Hitchcock, contrairement à son habitude, met en scène un fait réel : l'histoire d'un homme convaincu par plusieurs témoignages de sa culpabilité dans des hold-up en série.
L'affaire est minutieusement racontée en s'étendant sur le contexte puis l'enchainement des témoignages. On pourrait presque penser à un documentaire fait par un (bon) journaliste qui aurait refait l'histoire.
Maintenant, connaissant le film par cœur, je ne me laisse plus prendre mais celui qui voit le film pour la première fois peut avoir, légitimement et brièvement, un doute sur l'innocence déclarée de Manny Balestrero, par exemple à cause de son petit jeu théorique d'analyse des courses de chevaux pouvant laisser supposer une double-vie.
Mais le film dissipe vite cette hypothèse. Par contre, beaucoup plus intéressant, le film met en exergue le manque de rigueur dans l'utilisation et la vérification des témoignages, qui sont les seules preuves factuelles présentées par l'accusation au tribunal. Je crains d'ailleurs, au delà du film, que le problème reste toujours actuel et universel (témoin, par exemple l'affaire d'Outreau pour ne citer qu'elle) montrant la difficulté de contrer un témoignage qui peut être complètement subjectif.

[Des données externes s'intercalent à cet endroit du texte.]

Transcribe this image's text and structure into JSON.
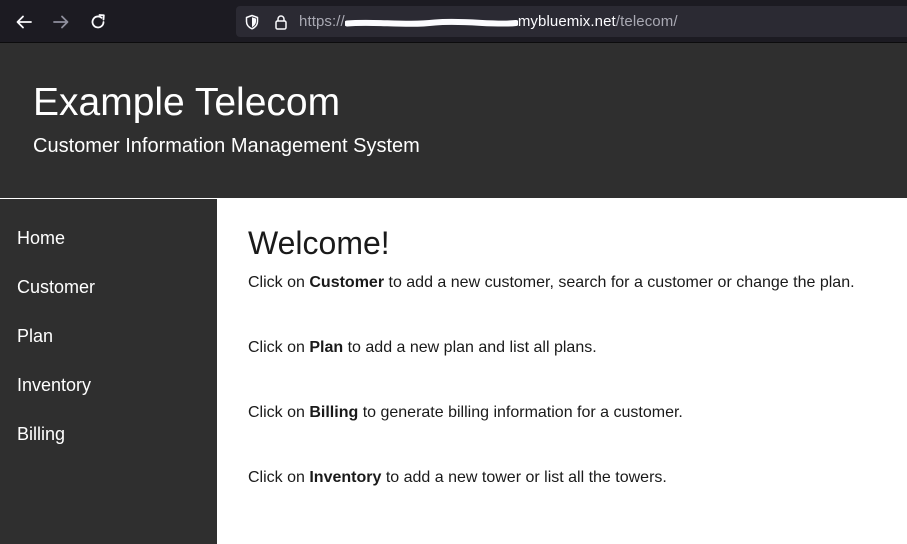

Chaque fois que je vois ce film, j'observe le "vrai" coupable que Hitchcock a pris soin de faire jouer par un autre acteur vaguement ressemblant pour ne pas dire moins. C'est dire la fragilité d'un témoignage a posteriori (plusieurs jours ou semaines après), alors que le témoin voit son agresseur en période de stress intense.
Comme d'habitude, Henry Fonda est un acteur formidable mais "Fonda" et "formidable" est, chez moi, un pléonasme car il est capable d'absolument tout jouer (y compris, à contre emploi chez Sergio Leone). Ici, il joue le rôle de l'homme qui s'enfonce dans des sables mouvants tout en restant confiant et en se disant, "il ne faut pas que je m'agite inutilement parce que je risque de m'enfoncer encore un peu plus"... Admirable.
Vera Miles qui tourna plusieurs fois avec Hitchcock est très crédible en femme traumatisée et fragile.
J'ai bien aimé le rôle plein d'empathie et de conviction d'Anthony Quayle, petit coin d'espoir dans ce film somme toute assez noir.